AbbVie and Eisai Announce an approval for additional indication of HUMIRA®, a fully Human Anti-TNFα Monoclonal Antibody, for the treatment of pyoderma gangrenosum for the first time in the world
AbbVie GK (Headquarters: Minato-ku, Tokyo; President: James Feliciano, hereafter “AbbVie”) and Eisai Co., Ltd. (Headquarters: Tokyo; CEO: Haruo Naito, hereafter “Eisai”) today announced an approval of additional indication of HUMIRA® (generic name: adalimumab [recombinant], hereafter “HUMIRA”), a fully human anti-TNFα monoclonal antibody, for the treatment of pyoderma gangrenosum (hereafter “PG”). HUMIRA was granted orphan drug designation for the treatment of PG in 2019. This indication counts for HUMIRA’s 12th indication in Japan and makes HUMIRA the world’s first drug indicated for the treatment of PG.
This approval of the additional indication is based on the data from the Japanese phase III clinical trial1 conducted in Japanese patients. This study was conducted to evaluate the efficacy and safety of HUMIRA targeting the patients with active ulcers in Japan who were diagnosed with PG but were not sufficiently effective with local treatment, or who were judged to be unsuitable for local treatment. The proportion of patients achieving at 100 (targeted PG ulcer healed) of the target pyoderma gangrenosum ulcer area reduction (PG Area Reduction: PGAR) at Week 26 of administration, which is the primary endpoint of this trial, was 54.5% (12 of 22 patients)1. The most common adverse drug reactions in patients receiving HUMIRA were skin bacterial infection1.

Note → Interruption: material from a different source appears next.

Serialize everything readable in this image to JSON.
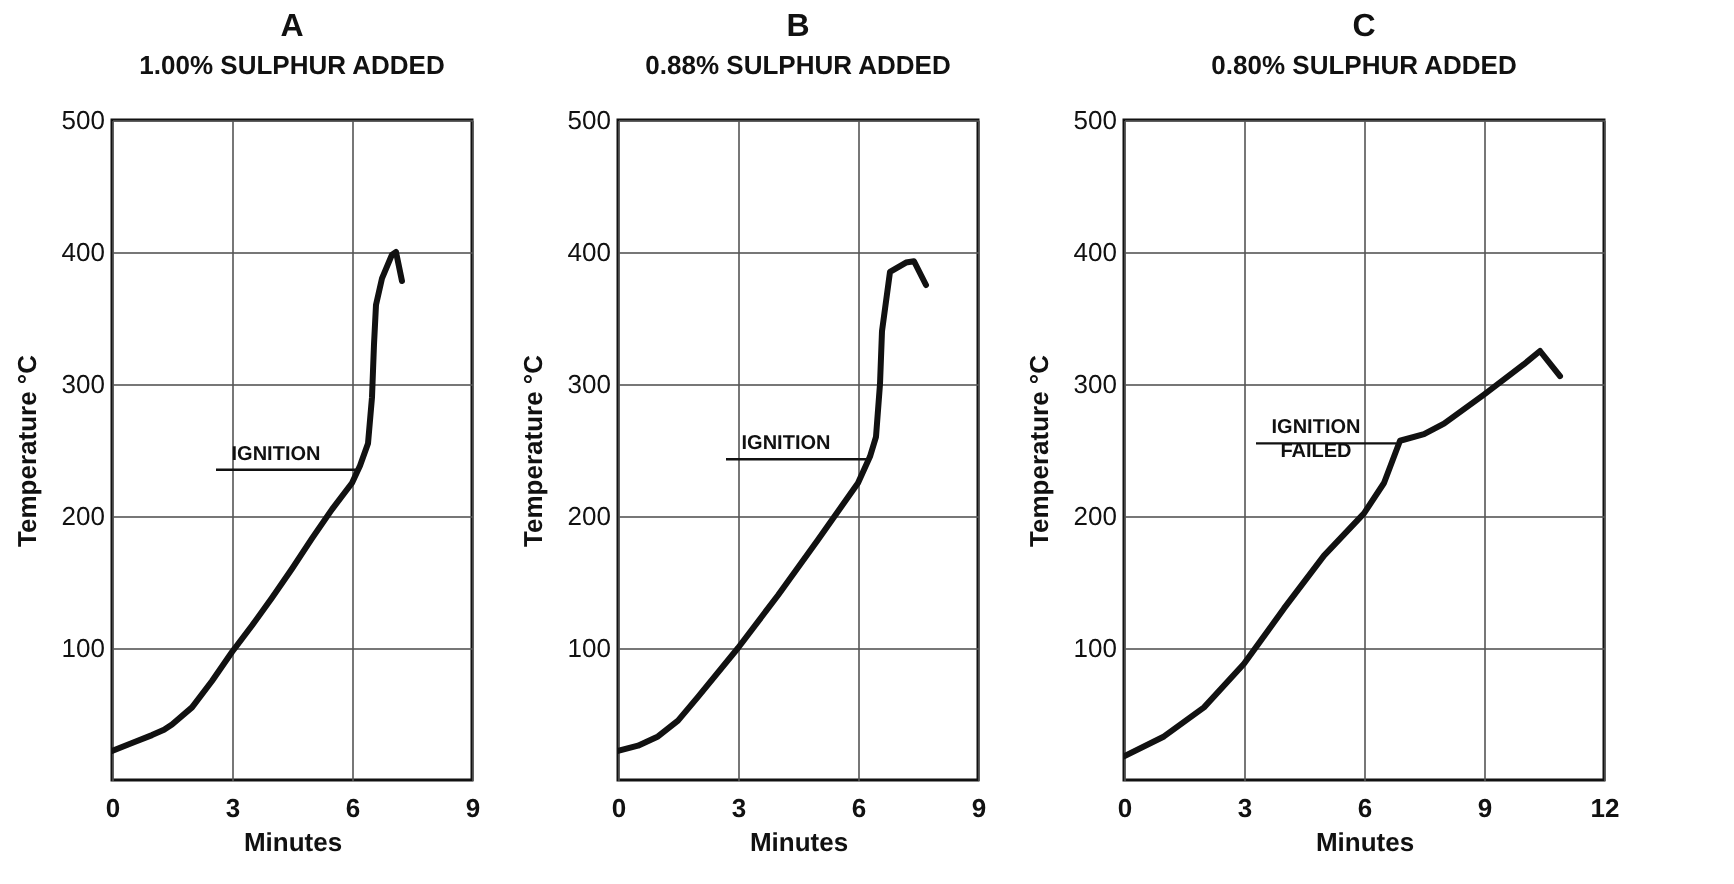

PG is an inflammatory skin disease that rapidly progresses after its onset and is classified into the following 5 types: ulcerative type, bullous type, pustular type, vegetative type, and a type that develops around a stoma2. In ulcerative PG, the most common type, appears as painful, pustules, papules and nodules in the lower extremities, especially in the lower legs, and efferently expands to form raised ulcer lesions with infiltration on the margins3. The ulceration accompanied by intense pain and is known to cause serious effects on patients’ quality of life (QOL)4. Although the pathogenic mechanism of PG is not fully understood, it is reported that approximately 20-30% of PG cases are caused by a slight injury or an external stimulus5. PG mostly affects people in their 50s to 70s, and its incidence is reported to be 3.0 per million/year in Japan6.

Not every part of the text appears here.